Cada familia nos llevó a su casa y en ese pequeñísimo poblado de no más de 10 casas, dejé de ver a mis compañeros hasta el último día de clases en esa comunidad.
No tengo bien claro en qué momento empezó La Escuelita. Sospecho que mucho antes de viajar a San Cristóbal de las Casas, cuando pedí que me invitaran a este nuevo proyecto del zapatismo sin entender bien de qué se trataba. Tampoco tengo bien claro en qué momento terminó esto -¿Terminó ya?- pero sé bien que aprendí el “swing” del machete para cortar el maíz y para limpiar el terreno entre los surcos. Y que no podría resistir hacerlo todos los días ni todo el día. Y que me duele sólo un músculo de la mano que tal vez sólo había usado para escribir y jugar ping pong. En la milpa, mi Votán está al pendiente de mi resistencia al sol y al esfuerzo físico. Pero Eva y su hermana, de 13 y 16 años están atentas a mis movimientos malhechos. Ríen y de vez en vez me tratan de enseñar a hacerlo. Sólo intento imitar sus cuerpos y Ebertina, su madre que es muy bajita y gorda y tiene unos hermosos ojos brillantes, se ríe y corrige mi postura mostrándome la suya. Ninguna habla en castellano así que sus indicaciones son puramente visuales y sus palabras me parecen ruidos incomprensibles y sonoramente los encuentro cálidos.
Aprendí después a desgranar el maíz, a limpiarlo en el río, a molerlo dos veces, a tortillear casi circularmente y a que todo eso se hace cada mañana para preparar las tortillas del desayuno y parte del día.
Mi guardiana no sonríe mucho y está muy preocupada porque yo me siente a leer los libros de estudio. Cuando se ríe es porque mantuvo alguna conversación con la familia que yo no comprendo. Y también sonríe cuando comemos un taco de los aguacates que caen del árbol en donde decidimos estudiar durante el mediodía. Da mucha sombra y ella coloca una tabla que limpia antes, para que nos podamos sentar durante horas sin incomodarnos. Ella, que de hecho ya leyó los libros, lee los mismos capítulos que yo leo. Me pregunta si entendí todo y a medida que pasa el tiempo, las dos disfrutamos más de nuestra compañía. Aunque le pido un poco de intimidad -sin éxito- trato de aprovechar de su presencia y le pido que me cuente sobre ella, sobre sus actividades como Promotora de Salud, sobre su poblado y sobre sus sueños en esas noches de tormenta y escandalosos sapos lacandones. A veces me cuenta, pero a veces no.
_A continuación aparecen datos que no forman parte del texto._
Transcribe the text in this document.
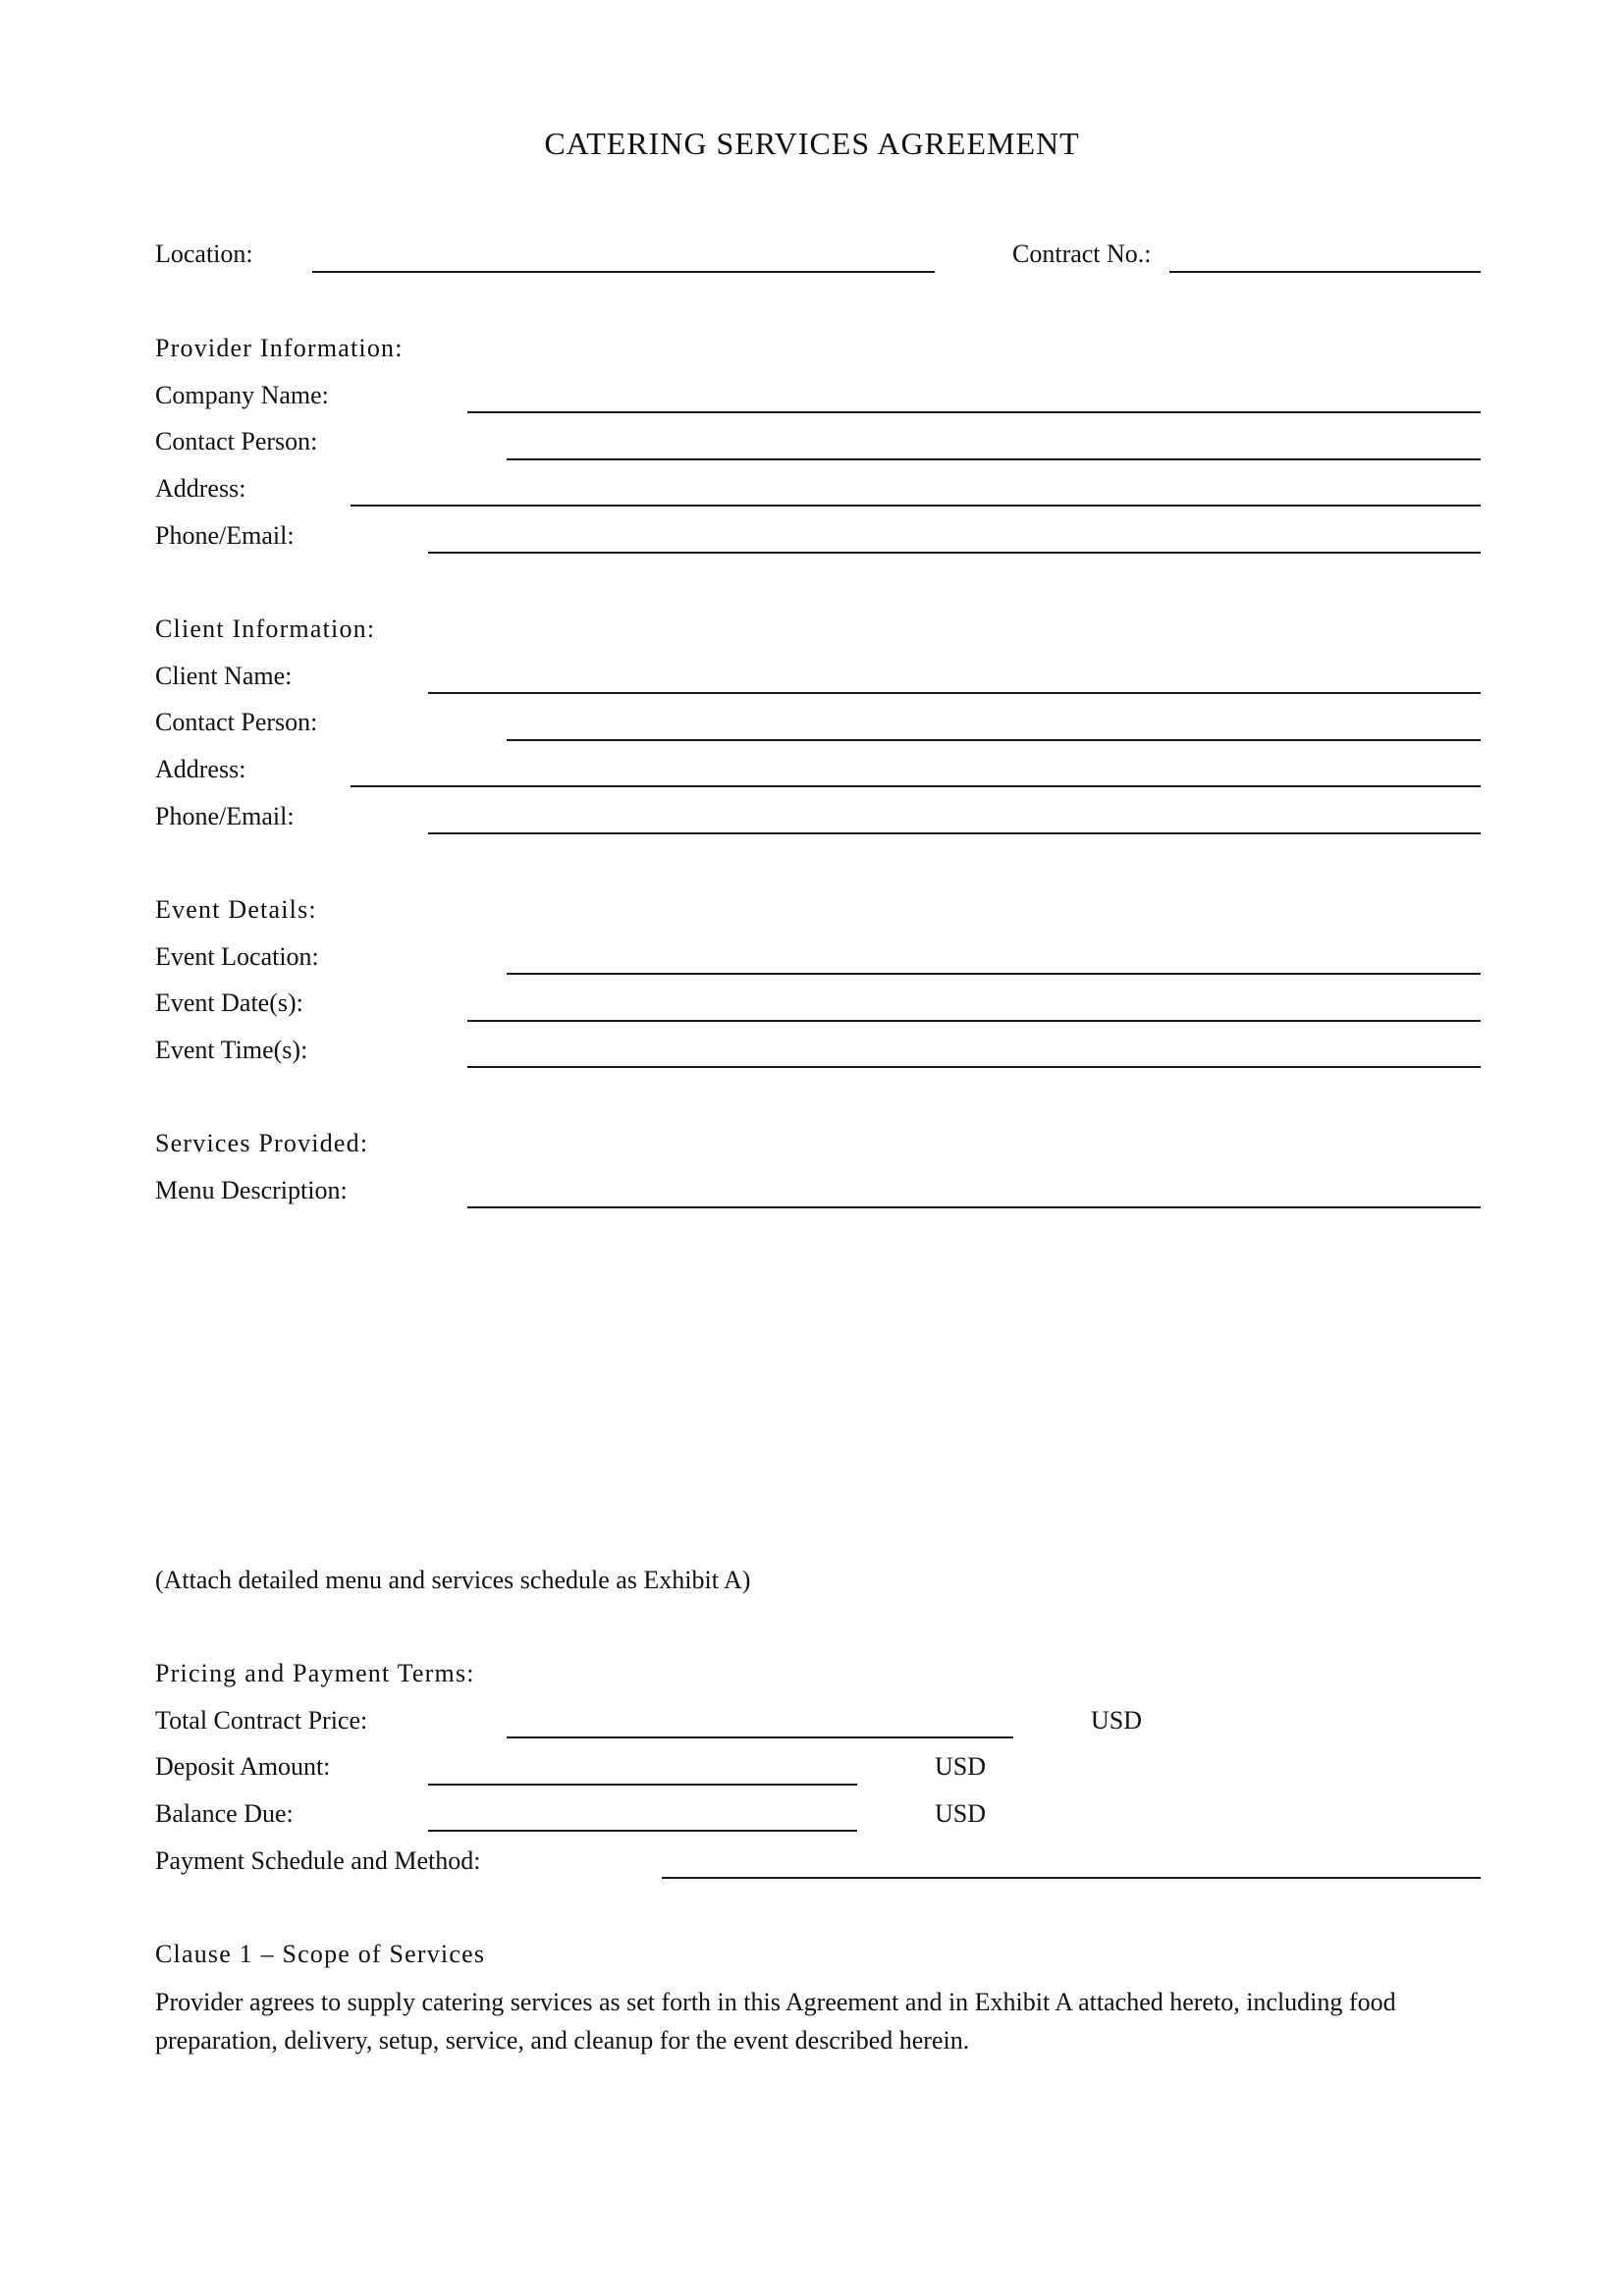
CATERING SERVICES AGREEMENT
Location:	Contract No.:
Provider Information:
Company Name:
Contact Person:
Address:
Phone/Email:
Client Information:
Client Name:
Contact Person:
Address:
Phone/Email:
Event Details:
Event Location:
Event Date(s):
Event Time(s):
Services Provided:
Menu Description:
(Attach detailed menu and services schedule as Exhibit A)
Pricing and Payment Terms:
Total Contract Price:	USD
Deposit Amount:	USD
Balance Due:	USD
Payment Schedule and Method:
Clause 1 – Scope of Services
Provider agrees to supply catering services as set forth in this Agreement and in Exhibit A attached hereto, including food preparation, delivery, setup, service, and cleanup for the event described herein.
Nuestra casa no tiene electricidad, ninguna casa de este poblado la tiene. Así que pronto obscurece todo y dificulta hacer cualquier cosa excepto acompañar a la familia en la cocina, que es de leña. En esos momentos –los más- las conversaciones en Cho-ol se alargan mucho, dejándome en completo silencio, tratando de pescar alguna palabra en castilla o por lo menos algo reconocible. Cuando en su diálogo liberan estas palabras, juego a entender de qué va su plática. A veces incluso me río cuando ellos se ríen o volteo a ver lo que señalan como interesada. Pero a veces me aborda una rabia de impotencia y le pido a mi guardiana un poco de traducción que no suele compartirme, o no completamente –creo- cuando su traducción se limita a decirme que hablan del sonido que hace un pájaro que está por ahí. Y mi ineptitud lingüística me obliga a pensar que en verdad hablan de otras cosas como los planes zapatistas, los alumnos. Seguramente hablan –me digo- de cosas de la comandancia o de sus historias en el inicio del levantamiento. Estoy tan aislada que no es posible que hablen de pájaros. Mi rabieta no pasa de una mirada seria a mi guardiana y por dentro me deshago en la desesperación de sentirme en otro planeta. Completamente sola e impotente.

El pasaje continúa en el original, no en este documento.